Thoughts On the Coursera Machine Learning Course
I completed my first Coursera course, which was “Machine Learning” with Andrew Ng from Stanford University. The course was well taught and concentrates on building a solid base for applying Machine Learning to a variety of problems. Andrew Ng uses examples motivated by real-world problems to show how you might apply the algorithms taught. I highly recommend the course if you are looking to take a MOOC and have an interest in machine learning. I learnt a lot, but still need to apply the knowledge in some personal projects of mine.
Read on for more thoughts on the course and tips on how to succeed.
Important Take Aways
For me some of the most important parts of the course were the higher level concepts of how to do Machine Learning properly. For example, how to split your data set up into a training, cross validation, and test set instead of a training and test set. This allows you to tweak your trainng model parameters without creating a correlation to your test set. That idea is simple, but powerful. Another example that was enlightening was during the Photo OCR demo where Andrew Ng discusses how to move a rectanlge of fixed aspect ratio through the screen to do image classification. This was a problem which I struggled with before, but never came up with a good solution to. I am thankful I now have a toolkit for finding the right answer to classification problems. No longer will I try to use k-means clustering as a supervised learning algorithm!
Tips on Succeeding
I have tried to take Coursera courses 3-4 times before. Each time I would start to take the course, sprint through the lectures, never do the homework and then give up. This time around I followed a different approach. I paced myself to do the course in the suggested time. I set up a basic schedule for each week before I started and tried to take charge of my own education. Since I made the commitment to do a finite amount of work per week, it became much easier to do. More importantly, I now had a good way to contextualize the course against the rest of my life. If I was between a last minute coffee meetup, or doing my course work on Sunday the coursework could now win in my mind.

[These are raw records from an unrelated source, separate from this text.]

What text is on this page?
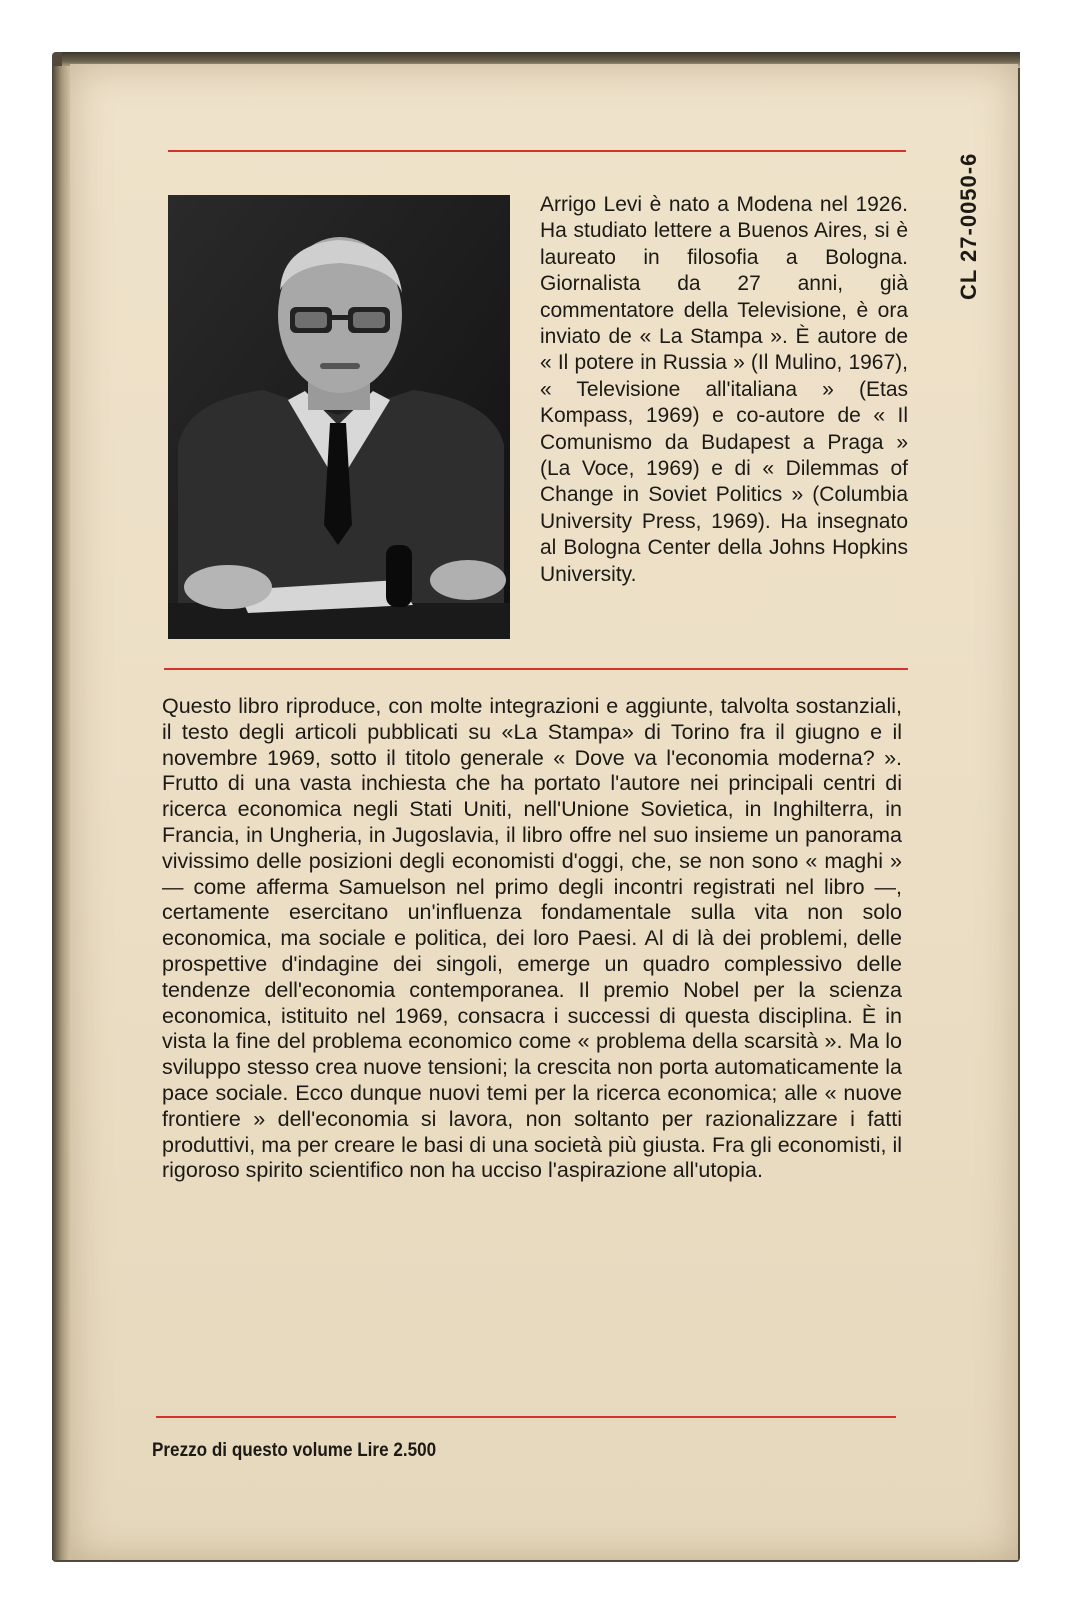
CL 27-0050-6

Arrigo Levi è nato a Modena nel 1926. Ha studiato lettere a Buenos Aires, si è laureato in filosofia a Bologna. Giornalista da 27 anni, già commentatore della Televisione, è ora inviato de « La Stampa ». È autore de « Il potere in Russia » (Il Mulino, 1967), « Televisione all'italiana » (Etas Kompass, 1969) e co-autore de « Il Comunismo da Budapest a Praga » (La Voce, 1969) e di « Dilemmas of Change in Soviet Politics » (Columbia University Press, 1969). Ha insegnato al Bologna Center della Johns Hopkins University.

Questo libro riproduce, con molte integrazioni e aggiunte, talvolta sostanziali, il testo degli articoli pubblicati su «La Stampa» di Torino fra il giugno e il novembre 1969, sotto il titolo generale « Dove va l'economia moderna? ». Frutto di una vasta inchiesta che ha portato l'autore nei principali centri di ricerca economica negli Stati Uniti, nell'Unione Sovietica, in Inghilterra, in Francia, in Ungheria, in Jugoslavia, il libro offre nel suo insieme un panorama vivissimo delle posizioni degli economisti d'oggi, che, se non sono « maghi » — come afferma Samuelson nel primo degli incontri registrati nel libro —, certamente esercitano un'influenza fondamentale sulla vita non solo economica, ma sociale e politica, dei loro Paesi. Al di là dei problemi, delle prospettive d'indagine dei singoli, emerge un quadro complessivo delle tendenze dell'economia contemporanea. Il premio Nobel per la scienza economica, istituito nel 1969, consacra i successi di questa disciplina. È in vista la fine del problema economico come « problema della scarsità ». Ma lo sviluppo stesso crea nuove tensioni; la crescita non porta automaticamente la pace sociale. Ecco dunque nuovi temi per la ricerca economica; alle « nuove frontiere » dell'economia si lavora, non soltanto per razionalizzare i fatti produttivi, ma per creare le basi di una società più giusta. Fra gli economisti, il rigoroso spirito scientifico non ha ucciso l'aspirazione all'utopia.

Prezzo di questo volume Lire 2.500
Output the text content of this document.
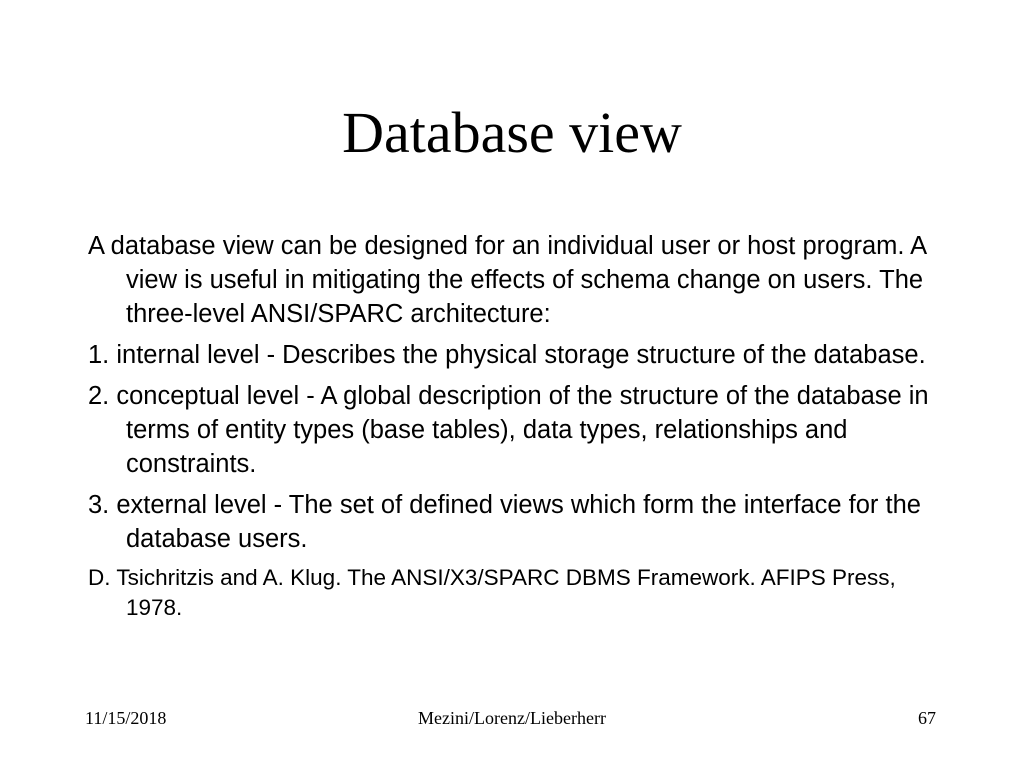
Database view

A database view can be designed for an individual user or host program. A view is useful in mitigating the effects of schema change on users. The three-level ANSI/SPARC architecture:

1. internal level - Describes the physical storage structure of the database.

2. conceptual level - A global description of the structure of the database in terms of entity types (base tables), data types, relationships and constraints.

3. external level - The set of defined views which form the interface for the database users.

D. Tsichritzis and A. Klug. The ANSI/X3/SPARC DBMS Framework. AFIPS Press, 1978.

Mezini/Lorenz/Lieberherr
11/15/2018	67
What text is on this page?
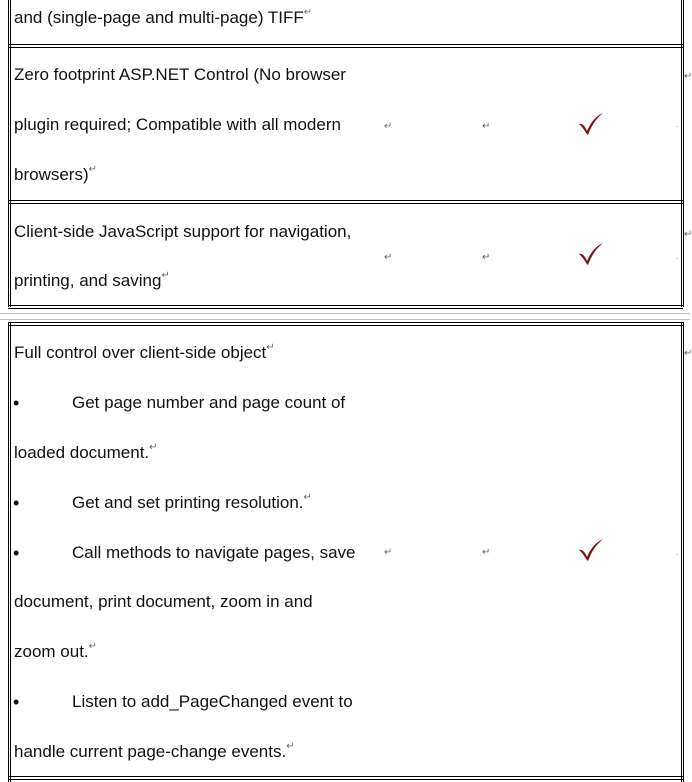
and (single-page and multi-page) TIFF ↵
Zero footprint ASP.NET Control (No browser
plugin required; Compatible with all modern
browsers) ↵
↵	↵	.
↵
Client-side JavaScript support for navigation,
printing, and saving ↵
↵	↵	.
↵
Full control over client-side object ↵
↵
•	Get page number and page count of
loaded document. ↵
•	Get and set printing resolution. ↵
•	Call methods to navigate pages, save
document, print document, zoom in and
zoom out. ↵
•	Listen to add_PageChanged event to
handle current page-change events. ↵
↵	↵	.
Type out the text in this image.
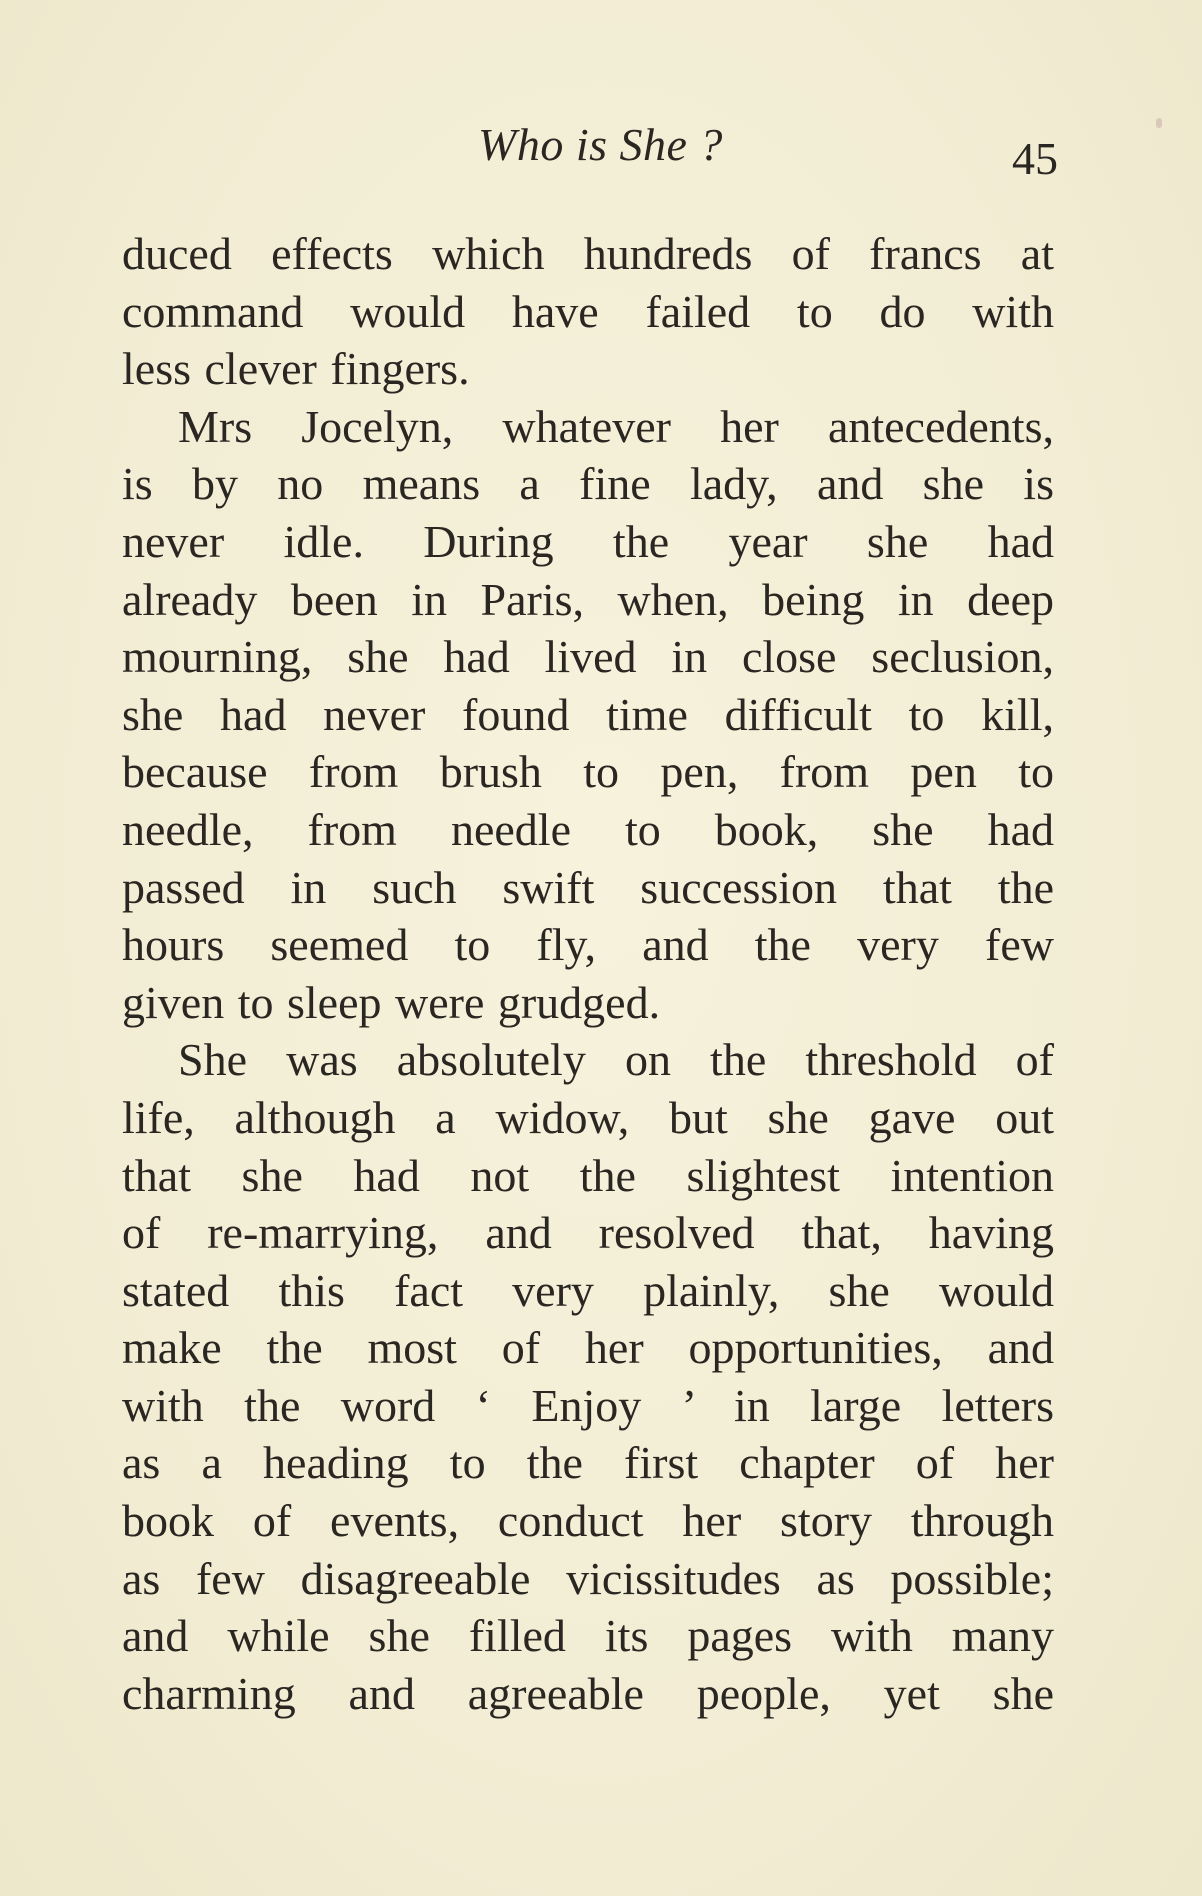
Who is She ?	45
duced effects which hundreds of francs at
command would have failed to do with
less clever fingers.
Mrs Jocelyn, whatever her antecedents,
is by no means a fine lady, and she is
never idle. During the year she had
already been in Paris, when, being in deep
mourning, she had lived in close seclusion,
she had never found time difficult to kill,
because from brush to pen, from pen to
needle, from needle to book, she had
passed in such swift succession that the
hours seemed to fly, and the very few
given to sleep were grudged.
She was absolutely on the threshold of
life, although a widow, but she gave out
that she had not the slightest intention
of re-marrying, and resolved that, having
stated this fact very plainly, she would
make the most of her opportunities, and
with the word ‘ Enjoy ’ in large letters
as a heading to the first chapter of her
book of events, conduct her story through
as few disagreeable vicissitudes as possible;
and while she filled its pages with many
charming and agreeable people, yet she
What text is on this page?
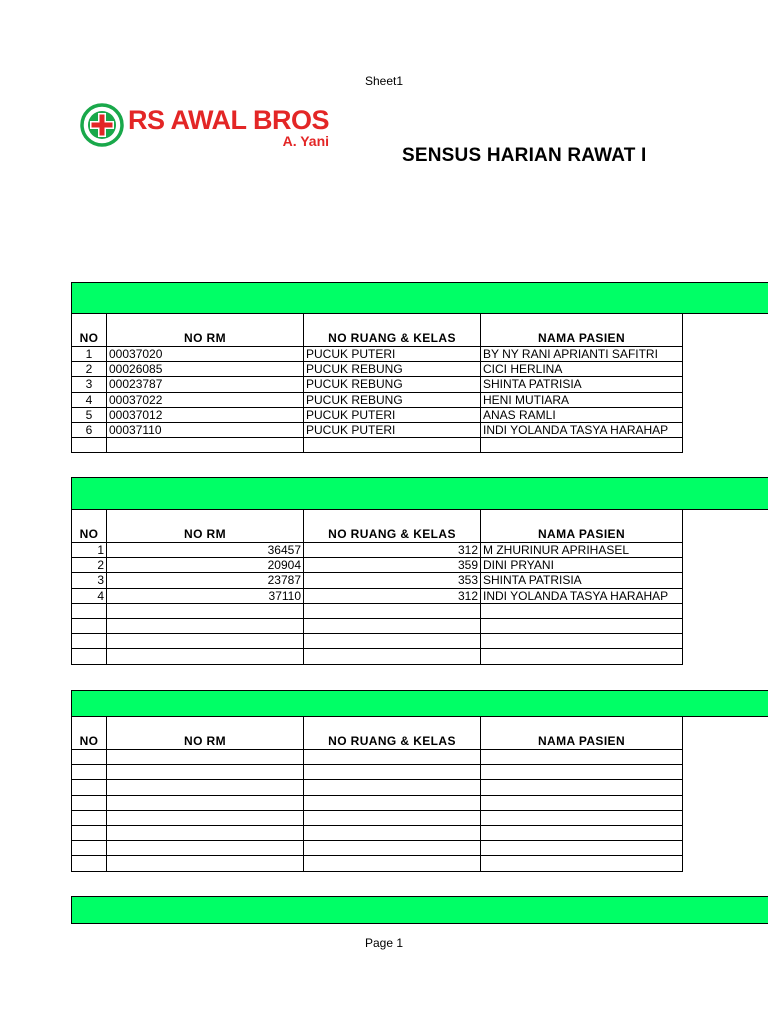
Sheet1
RS AWAL BROS
A. Yani
SENSUS HARIAN RAWAT I
NO	NO RM	NO RUANG & KELAS	NAMA PASIEN
1	00037020	PUCUK PUTERI	BY NY RANI APRIANTI SAFITRI
2	00026085	PUCUK REBUNG	CICI HERLINA
3	00023787	PUCUK REBUNG	SHINTA PATRISIA
4	00037022	PUCUK REBUNG	HENI MUTIARA
5	00037012	PUCUK PUTERI	ANAS RAMLI
6	00037110	PUCUK PUTERI	INDI YOLANDA TASYA HARAHAP

NO	NO RM	NO RUANG & KELAS	NAMA PASIEN
1	36457	312	M ZHURINUR APRIHASEL
2	20904	359	DINI PRYANI
3	23787	353	SHINTA PATRISIA
4	37110	312	INDI YOLANDA TASYA HARAHAP

NO	NO RM	NO RUANG & KELAS	NAMA PASIEN

Page 1
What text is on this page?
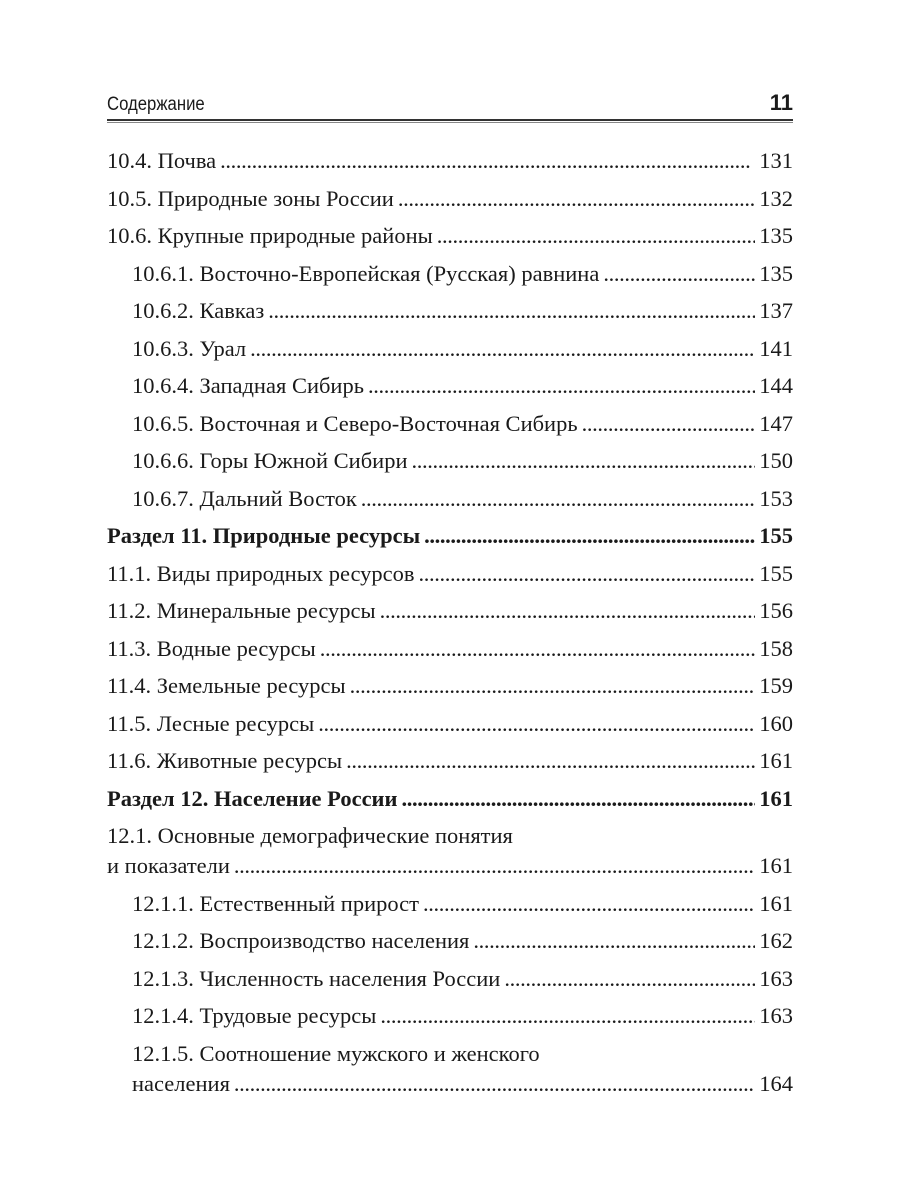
Содержание	11
10.4. Почва . . .	131
10.5. Природные зоны России . . .	132
10.6. Крупные природные районы . . .	135
10.6.1. Восточно-Европейская (Русская) равнина . . .	135
10.6.2. Кавказ . . .	137
10.6.3. Урал . . .	141
10.6.4. Западная Сибирь . . .	144
10.6.5. Восточная и Северо-Восточная Сибирь . . .	147
10.6.6. Горы Южной Сибири . . .	150
10.6.7. Дальний Восток . . .	153
Раздел 11. Природные ресурсы . . .	155
11.1. Виды природных ресурсов . . .	155
11.2. Минеральные ресурсы . . .	156
11.3. Водные ресурсы . . .	158
11.4. Земельные ресурсы . . .	159
11.5. Лесные ресурсы . . .	160
11.6. Животные ресурсы . . .	161
Раздел 12. Население России . . .	161
12.1. Основные демографические понятия
и показатели . . .	161
12.1.1. Естественный прирост . . .	161
12.1.2. Воспроизводство населения . . .	162
12.1.3. Численность населения России . . .	163
12.1.4. Трудовые ресурсы . . .	163
12.1.5. Соотношение мужского и женского
населения . . .	164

I listed some other tips below:
- Watch all the lectures before doing the quizzes or homeworks, even if you know the content. I found little bits of insight on content I already knew and I thought those were some of the courses strongest moments.
- Watch the lectures in your free time. I watched the lectures in the morning while drinking my coffee, while on the train, during lunch, and once while walking to a friends house. There is no wrong time to watch a lecture, all you need is an open mind, your phone and some headphones.
- Plan a time to do the homework.
- Set up your development environment ASAP.
- Come into the course with some context and some projects you want to do.
- Have fun! You are doing this for yourself.
Further Resources
After you finish taking the Coursera Machine Learning course you might find yourself wanting to learn more (and I hope you do!). So here are some resources I have been using to further my understanding of Machine Learning:
- awesome-machine-learning: A curated list of awesome Machine Learning frameworks, libraries and software.
- Machine Learning For Software Engineers
- Dive Into Machine Learning
- Kaggle Competitions
Since this worked out so well for me, I am planning on taking the Coursera Crytopgraphy I course.